On having Rhodes speak with Dennis Thurman: “Dennis Thurman, we’re fortunate to have a secondary coach that taught Ronnie Lott how to study opponents and film. He had a decent pupil in Troy Polamalu. He had another one in Ed Reed and Rod Woodson. He played a long time in this league as a tremendous player. Why anybody wouldn’t take advantage of that is beyond me. I don’t want Kerry Rhodes to be average. I want Kerry Rhodes to be great. If he has that ability and maybe I’m not quite seeing it, then I’m laying it out there to him. I want him to meet with Dennis Thurman.”

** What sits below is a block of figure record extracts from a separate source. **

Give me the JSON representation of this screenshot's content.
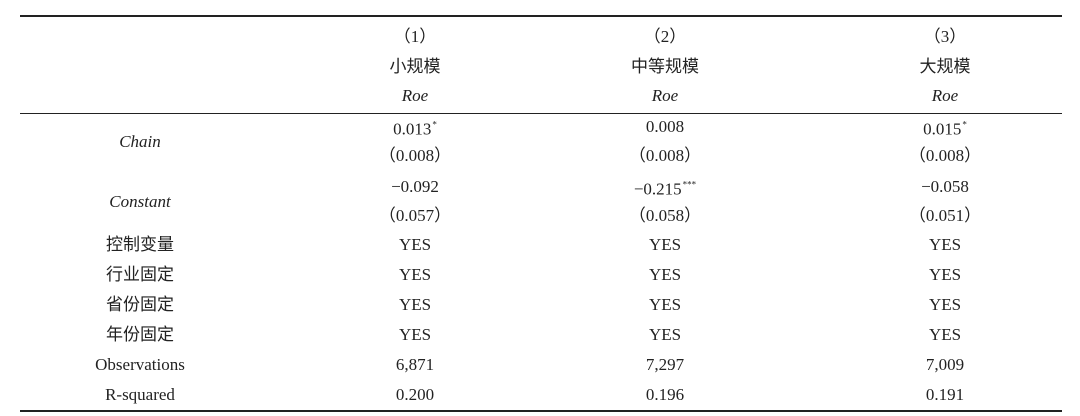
{
  "table": {
    "columns": [
      {
        "number": "（1）",
        "name": "小规模",
        "dependent": "Roe"
      },
      {
        "number": "（2）",
        "name": "中等规模",
        "dependent": "Roe"
      },
      {
        "number": "（3）",
        "name": "大规模",
        "dependent": "Roe"
      }
    ],
    "coefficient_rows": [
      {
        "label": "Chain",
        "coefficients": [
          {
            "value": "0.013",
            "stars": "*"
          },
          {
            "value": "0.008"
          },
          {
            "value": "0.015",
            "stars": "*"
          }
        ],
        "standard_errors": [
          "（0.008）",
          "（0.008）",
          "（0.008）"
        ]
      },
      {
        "label": "Constant",
        "coefficients": [
          {
            "value": "−0.092"
          },
          {
            "value": "−0.215",
            "stars": "***"
          },
          {
            "value": "−0.058"
          }
        ],
        "standard_errors": [
          "（0.057）",
          "（0.058）",
          "（0.051）"
        ]
      }
    ],
    "rows": [
      {
        "label": "控制变量",
        "values": [
          "YES",
          "YES",
          "YES"
        ]
      },
      {
        "label": "行业固定",
        "values": [
          "YES",
          "YES",
          "YES"
        ]
      },
      {
        "label": "省份固定",
        "values": [
          "YES",
          "YES",
          "YES"
        ]
      },
      {
        "label": "年份固定",
        "values": [
          "YES",
          "YES",
          "YES"
        ]
      },
      {
        "label": "Observations",
        "values": [
          "6,871",
          "7,297",
          "7,009"
        ]
      },
      {
        "label": "R-squared",
        "values": [
          "0.200",
          "0.196",
          "0.191"
        ]
      }
    ]
  }
}
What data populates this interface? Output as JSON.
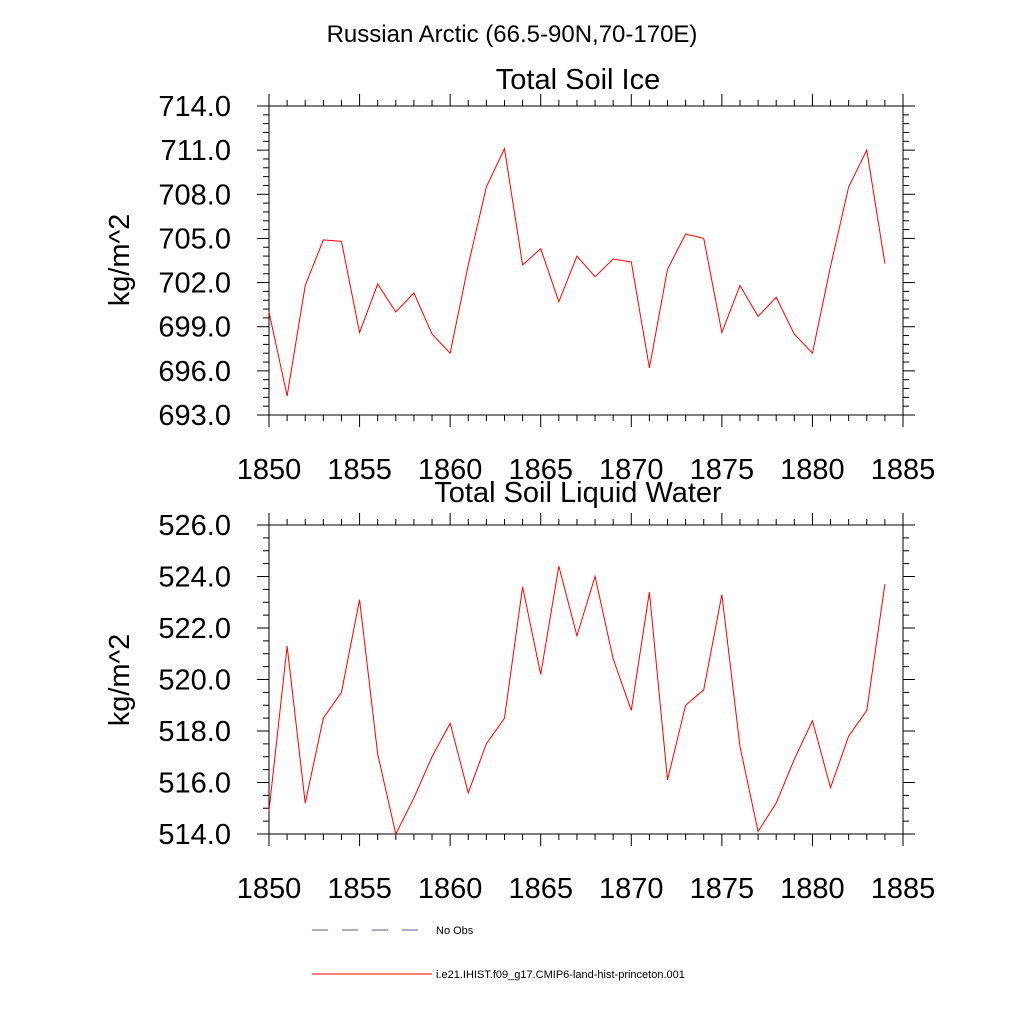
{
  "figure": {
    "main_title": "Russian Arctic (66.5-90N,70-170E)"
  },
  "chart_data": [
    {
      "type": "line",
      "title": "Total Soil Ice",
      "xlabel": "",
      "ylabel": "kg/m^2",
      "xlim": [
        1850,
        1885
      ],
      "ylim": [
        693.0,
        714.0
      ],
      "x_ticks": [
        "1850",
        "1855",
        "1860",
        "1865",
        "1870",
        "1875",
        "1880",
        "1885"
      ],
      "y_ticks": [
        "693.0",
        "696.0",
        "699.0",
        "702.0",
        "705.0",
        "708.0",
        "711.0",
        "714.0"
      ],
      "grid": false,
      "series": [
        {
          "name": "i.e21.IHIST.f09_g17.CMIP6-land-hist-princeton.001",
          "color": "#ff0000",
          "x": [
            1850,
            1851,
            1852,
            1853,
            1854,
            1855,
            1856,
            1857,
            1858,
            1859,
            1860,
            1861,
            1862,
            1863,
            1864,
            1865,
            1866,
            1867,
            1868,
            1869,
            1870,
            1871,
            1872,
            1873,
            1874,
            1875,
            1876,
            1877,
            1878,
            1879,
            1880,
            1881,
            1882,
            1883,
            1884
          ],
          "y": [
            700.0,
            694.3,
            701.8,
            704.9,
            704.8,
            698.6,
            701.9,
            700.0,
            701.3,
            698.5,
            697.2,
            703.2,
            708.5,
            711.1,
            703.2,
            704.3,
            700.7,
            703.8,
            702.4,
            703.6,
            703.4,
            696.2,
            702.9,
            705.3,
            705.0,
            698.6,
            701.8,
            699.7,
            701.0,
            698.5,
            697.2,
            703.1,
            708.5,
            711.0,
            703.3
          ]
        }
      ]
    },
    {
      "type": "line",
      "title": "Total Soil Liquid Water",
      "xlabel": "",
      "ylabel": "kg/m^2",
      "xlim": [
        1850,
        1885
      ],
      "ylim": [
        514.0,
        526.0
      ],
      "x_ticks": [
        "1850",
        "1855",
        "1860",
        "1865",
        "1870",
        "1875",
        "1880",
        "1885"
      ],
      "y_ticks": [
        "514.0",
        "516.0",
        "518.0",
        "520.0",
        "522.0",
        "524.0",
        "526.0"
      ],
      "grid": false,
      "series": [
        {
          "name": "i.e21.IHIST.f09_g17.CMIP6-land-hist-princeton.001",
          "color": "#ff0000",
          "x": [
            1850,
            1851,
            1852,
            1853,
            1854,
            1855,
            1856,
            1857,
            1858,
            1859,
            1860,
            1861,
            1862,
            1863,
            1864,
            1865,
            1866,
            1867,
            1868,
            1869,
            1870,
            1871,
            1872,
            1873,
            1874,
            1875,
            1876,
            1877,
            1878,
            1879,
            1880,
            1881,
            1882,
            1883,
            1884
          ],
          "y": [
            514.9,
            521.3,
            515.2,
            518.5,
            519.5,
            523.1,
            517.1,
            514.0,
            515.4,
            517.0,
            518.3,
            515.6,
            517.5,
            518.5,
            523.6,
            520.2,
            524.4,
            521.7,
            524.0,
            520.8,
            518.8,
            523.4,
            516.1,
            519.0,
            519.6,
            523.3,
            517.4,
            514.1,
            515.2,
            516.9,
            518.4,
            515.8,
            517.8,
            518.8,
            523.7
          ]
        }
      ]
    }
  ],
  "legend": {
    "placement": "bottom",
    "entries": [
      {
        "label": "No Obs",
        "style": "dashed",
        "color": "#5a5a8c"
      },
      {
        "label": "i.e21.IHIST.f09_g17.CMIP6-land-hist-princeton.001",
        "style": "solid",
        "color": "#ff0000"
      }
    ]
  }
}
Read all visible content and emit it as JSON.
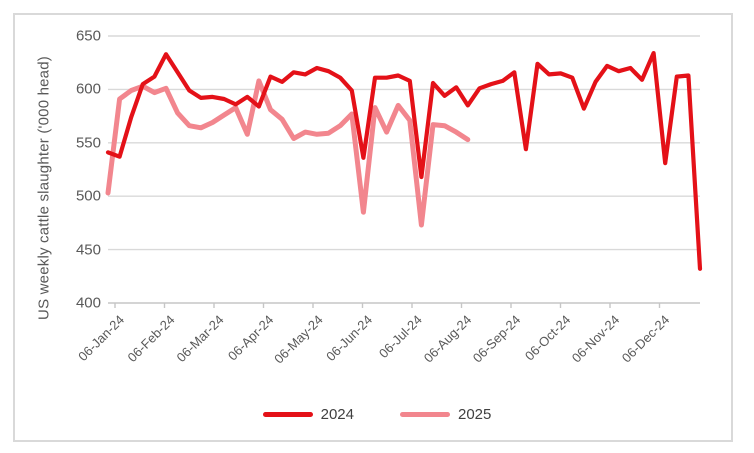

On Rhodes’ suspect approach in pursuit of Marshawn Lynch last night: “You want to take the proper angle. You want to get the guy down. When you’re the last guy, you’ve got to get them down anyway you can. It doesn’t have to be pretty. You’ve just got to get him down. You have to ask Kerry what he was thinking. I was thinking when I first saw it, I thought (Darrelle) Revis was going to strip the ball from him because the guy never saw Revis come back after he lit up T.O. (Terrell Owens) to come back in. I thought he had a strip opportunity and Revis was going for it. I don’t know that it had anything to do with it or not. Yes, I’d like to see him get him down as fast as he can, anyway, anyhow.”
Praising the Big Cat
The season best performance of Shaun Ellis in Toronto did not go unnoticed by his coach. “He’s always been a playmaker,” said Ryan. “Obviously, he’s been an outstanding player here for a long time. He still plays young. I love the passion he plays with. He had the two sacks and had big time production there, but the best play he made was on a screen pass. He comes in and two guys trip him up. He’s actually on the ground and he gets up, runs down and makes a key stop on a third-and-long situation. The guy is going to get the first down if he doesn’t hustle like he did. He still plays like a young man. He’s gives great effort. He’s always hustling and he’s always productive.”